Deep dive · high-frequency location writes
~600k writes/s is the system's heartbeat:
- Separate the write path — a dedicated Location Service writes to Redis, never DynamoDB.
-
Async / fire-and-forget (
202) — losing one ping is harmless; another arrives in 5 s. - Last-write-wins per driver (one Redis key, overwrite in place); shard by geography.
- Adaptive ping frequency (slower when parked, faster in-ride); TTL eviction so a crashed driver drops out of search.
Trade-off: in-memory + async = blistering throughput but weaker durability — acceptable because live position is ephemeral and self-healing; only committed ride state needs DynamoDB durability.
Deep dive · matching & avoiding double-booking
A region-partitioned queue absorbs surge bursts and decouples request latency from matching. The offer loop reserves one driver at a time with a TTL lock:
while (noMatch) {
driver = nextDriver // best-ranked candidate
lock(driver) // conditional PutItem, with TTL
sendNotification(driver) // push the offer
wait(10s) // accept -> break; decline/timeout -> next
} // bounded by the < 1 min match-or-fail SLA
flowchart TD
A["Dequeue ride request"] --> B["getDriverLocations from Redis"]
B --> C{"Drivers found?"}
C -->|No| F["Mark ride Failed"]
C -->|Yes| D["driver = nextDriver"]
D --> E{"Acquire driver lock - TTL?"}
E -->|Lock held| L
E -->|Lock acquired| G["sendNotification(driver)"]
G --> H["wait 10s"]
H --> I{"Accepted?"}
I -->|Yes| J["Assign ride, status = matched"]

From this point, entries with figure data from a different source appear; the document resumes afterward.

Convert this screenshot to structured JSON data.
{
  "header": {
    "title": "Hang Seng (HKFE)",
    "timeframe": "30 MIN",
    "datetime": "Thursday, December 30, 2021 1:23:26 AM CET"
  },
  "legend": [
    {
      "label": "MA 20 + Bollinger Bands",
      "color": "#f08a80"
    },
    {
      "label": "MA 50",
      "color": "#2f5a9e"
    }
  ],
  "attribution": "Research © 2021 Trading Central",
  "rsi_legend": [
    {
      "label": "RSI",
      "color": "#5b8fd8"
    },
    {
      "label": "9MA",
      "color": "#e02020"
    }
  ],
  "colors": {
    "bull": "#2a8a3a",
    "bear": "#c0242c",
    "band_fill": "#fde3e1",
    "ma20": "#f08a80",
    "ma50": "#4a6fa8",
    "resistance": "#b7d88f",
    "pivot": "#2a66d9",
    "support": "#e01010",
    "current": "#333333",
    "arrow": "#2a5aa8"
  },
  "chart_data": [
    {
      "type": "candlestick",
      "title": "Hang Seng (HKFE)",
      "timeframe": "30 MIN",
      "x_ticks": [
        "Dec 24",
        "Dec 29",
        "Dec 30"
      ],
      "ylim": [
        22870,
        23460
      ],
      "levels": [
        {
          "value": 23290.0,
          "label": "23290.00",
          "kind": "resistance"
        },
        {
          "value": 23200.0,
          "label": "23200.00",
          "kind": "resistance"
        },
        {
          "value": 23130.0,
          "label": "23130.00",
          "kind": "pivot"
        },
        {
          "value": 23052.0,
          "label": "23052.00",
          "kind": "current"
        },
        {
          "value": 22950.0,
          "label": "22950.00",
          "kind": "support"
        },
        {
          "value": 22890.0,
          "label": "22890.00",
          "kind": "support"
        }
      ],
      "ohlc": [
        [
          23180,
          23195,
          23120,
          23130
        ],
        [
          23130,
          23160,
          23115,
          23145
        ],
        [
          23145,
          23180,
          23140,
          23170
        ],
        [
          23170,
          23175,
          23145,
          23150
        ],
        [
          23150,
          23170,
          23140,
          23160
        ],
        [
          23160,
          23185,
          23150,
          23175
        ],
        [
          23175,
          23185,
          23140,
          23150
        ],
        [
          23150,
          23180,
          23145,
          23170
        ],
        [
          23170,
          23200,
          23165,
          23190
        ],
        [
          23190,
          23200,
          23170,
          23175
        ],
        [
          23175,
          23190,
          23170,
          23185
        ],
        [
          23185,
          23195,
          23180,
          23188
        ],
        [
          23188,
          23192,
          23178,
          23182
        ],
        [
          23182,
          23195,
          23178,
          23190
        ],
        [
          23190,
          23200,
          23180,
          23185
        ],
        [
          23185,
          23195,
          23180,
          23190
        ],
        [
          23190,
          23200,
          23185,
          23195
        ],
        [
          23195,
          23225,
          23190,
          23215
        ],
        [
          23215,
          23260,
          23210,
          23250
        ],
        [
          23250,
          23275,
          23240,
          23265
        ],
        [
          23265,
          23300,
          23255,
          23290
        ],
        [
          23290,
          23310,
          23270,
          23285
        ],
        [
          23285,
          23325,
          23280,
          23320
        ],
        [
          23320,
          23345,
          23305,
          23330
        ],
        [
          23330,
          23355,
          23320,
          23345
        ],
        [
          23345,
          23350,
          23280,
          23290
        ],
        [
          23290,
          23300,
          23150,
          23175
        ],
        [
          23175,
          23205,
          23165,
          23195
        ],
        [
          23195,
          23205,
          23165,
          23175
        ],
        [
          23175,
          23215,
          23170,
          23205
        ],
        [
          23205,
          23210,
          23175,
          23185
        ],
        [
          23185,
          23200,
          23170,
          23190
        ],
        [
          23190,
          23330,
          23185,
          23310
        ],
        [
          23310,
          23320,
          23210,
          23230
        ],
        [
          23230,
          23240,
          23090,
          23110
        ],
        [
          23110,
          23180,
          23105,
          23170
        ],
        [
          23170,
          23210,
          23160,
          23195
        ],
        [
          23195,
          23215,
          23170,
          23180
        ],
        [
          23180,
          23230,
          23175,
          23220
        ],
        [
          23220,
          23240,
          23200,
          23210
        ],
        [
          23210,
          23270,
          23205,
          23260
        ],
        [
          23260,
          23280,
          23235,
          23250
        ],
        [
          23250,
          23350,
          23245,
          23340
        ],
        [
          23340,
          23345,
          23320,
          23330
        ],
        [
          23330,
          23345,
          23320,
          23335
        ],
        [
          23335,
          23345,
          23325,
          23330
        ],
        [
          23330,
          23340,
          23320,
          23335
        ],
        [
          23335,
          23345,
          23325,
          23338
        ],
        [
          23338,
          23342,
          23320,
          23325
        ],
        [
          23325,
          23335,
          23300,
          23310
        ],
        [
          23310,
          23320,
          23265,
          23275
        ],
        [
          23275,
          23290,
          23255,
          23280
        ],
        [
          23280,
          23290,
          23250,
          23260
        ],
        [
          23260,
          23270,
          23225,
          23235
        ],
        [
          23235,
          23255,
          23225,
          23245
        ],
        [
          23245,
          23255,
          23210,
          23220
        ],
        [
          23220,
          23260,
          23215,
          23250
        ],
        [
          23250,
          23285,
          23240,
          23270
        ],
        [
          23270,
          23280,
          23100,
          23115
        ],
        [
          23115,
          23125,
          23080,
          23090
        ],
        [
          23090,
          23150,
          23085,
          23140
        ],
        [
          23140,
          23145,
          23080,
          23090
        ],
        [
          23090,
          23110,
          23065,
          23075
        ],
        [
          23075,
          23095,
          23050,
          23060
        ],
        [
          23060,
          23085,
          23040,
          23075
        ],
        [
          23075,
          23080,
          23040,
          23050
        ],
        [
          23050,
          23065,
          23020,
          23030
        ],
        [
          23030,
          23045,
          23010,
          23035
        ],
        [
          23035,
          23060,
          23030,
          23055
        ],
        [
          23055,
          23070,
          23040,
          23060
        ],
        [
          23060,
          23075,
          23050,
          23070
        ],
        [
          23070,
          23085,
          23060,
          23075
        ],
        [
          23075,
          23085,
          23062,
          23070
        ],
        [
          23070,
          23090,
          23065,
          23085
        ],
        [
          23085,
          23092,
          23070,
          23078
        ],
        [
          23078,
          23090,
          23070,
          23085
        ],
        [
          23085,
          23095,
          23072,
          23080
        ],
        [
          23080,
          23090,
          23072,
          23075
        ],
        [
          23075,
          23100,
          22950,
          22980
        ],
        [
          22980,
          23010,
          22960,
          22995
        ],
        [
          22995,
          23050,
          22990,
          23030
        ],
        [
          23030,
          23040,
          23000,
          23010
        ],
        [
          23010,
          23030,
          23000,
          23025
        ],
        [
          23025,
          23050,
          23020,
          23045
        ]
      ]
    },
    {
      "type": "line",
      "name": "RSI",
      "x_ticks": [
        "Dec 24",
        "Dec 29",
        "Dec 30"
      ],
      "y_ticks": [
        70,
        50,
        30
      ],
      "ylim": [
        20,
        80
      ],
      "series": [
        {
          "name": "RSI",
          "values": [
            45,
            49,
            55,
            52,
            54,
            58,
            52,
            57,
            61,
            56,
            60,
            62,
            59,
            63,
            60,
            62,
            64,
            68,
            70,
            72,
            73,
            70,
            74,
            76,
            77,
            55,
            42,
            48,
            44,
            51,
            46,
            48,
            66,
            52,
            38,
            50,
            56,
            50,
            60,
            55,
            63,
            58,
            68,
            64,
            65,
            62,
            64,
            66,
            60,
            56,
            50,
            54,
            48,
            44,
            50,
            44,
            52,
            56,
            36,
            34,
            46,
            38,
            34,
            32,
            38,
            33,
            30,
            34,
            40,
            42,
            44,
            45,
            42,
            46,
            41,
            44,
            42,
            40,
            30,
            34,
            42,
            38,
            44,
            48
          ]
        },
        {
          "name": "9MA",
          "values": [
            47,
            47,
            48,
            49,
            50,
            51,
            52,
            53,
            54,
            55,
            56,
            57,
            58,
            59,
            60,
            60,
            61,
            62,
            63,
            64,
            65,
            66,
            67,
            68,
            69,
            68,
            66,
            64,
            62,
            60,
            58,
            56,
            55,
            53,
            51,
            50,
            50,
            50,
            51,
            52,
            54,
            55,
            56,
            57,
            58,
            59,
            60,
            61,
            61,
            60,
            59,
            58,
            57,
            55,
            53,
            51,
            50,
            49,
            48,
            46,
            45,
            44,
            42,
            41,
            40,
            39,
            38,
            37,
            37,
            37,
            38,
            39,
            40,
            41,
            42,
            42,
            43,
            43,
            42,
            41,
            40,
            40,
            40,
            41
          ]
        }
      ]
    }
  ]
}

I -->|No or timeout| K["Lock auto-expires via TTL"]
K --> L{"More drivers and within 1 min?"}
L -->|Yes| D
L -->|No| F
J --> M["Driver status = in_ride"]
Two invariants: never send more than one request per ride, and never
send a driver more than one request at a time. A
Driver Lock keyed by driverId with
TTL in DynamoDB acquired via conditional write
(attribute_not_exists) gives atomic compare-and-set; the
TTL auto-releases if the matcher crashes or the window lapses (no
stranded driver). On accept, a TransactWriteItems commits
ride + driver status together.
Sequential + lock trades a little latency for the 1:1
correctness the NFR demands (vs broadcast, which reintroduces the
double-accept race).
Data model & ride lifecycle
stateDiagram-v2
[*] --> FareEstimated
FareEstimated --> Requested: rider confirms
Requested --> Matching: enqueued
Matching --> Matched: driver accepts
Matching --> Failed: timeout or no driver
Matched --> EnRoute: heading to pickup
EnRoute --> InRide: pickedup
InRide --> Completed: droppedoff
Completed --> [*]
Failed --> [*]
Primary DB (DynamoDB)
Ride id PK; riderId, driverId?, fare, ETA, source, destination, status
Driver id PK; status: available | in_ride | offline
DriverLock driverId PK; rideId, ttl (epoch -> DynamoDB TTL auto-delete)
Location DB (Redis)
GEOADD region driverId long lat # per-key TTL; GEOSEARCH BYRADIUS
Surge pricing (extension)
A pricing component watches per-cell demand:supply (open requests vs available drivers in Redis) and applies a multiplier on the fare-estimate path, so the rider sees the surged price before requesting — and it naturally throttles demand during peaks.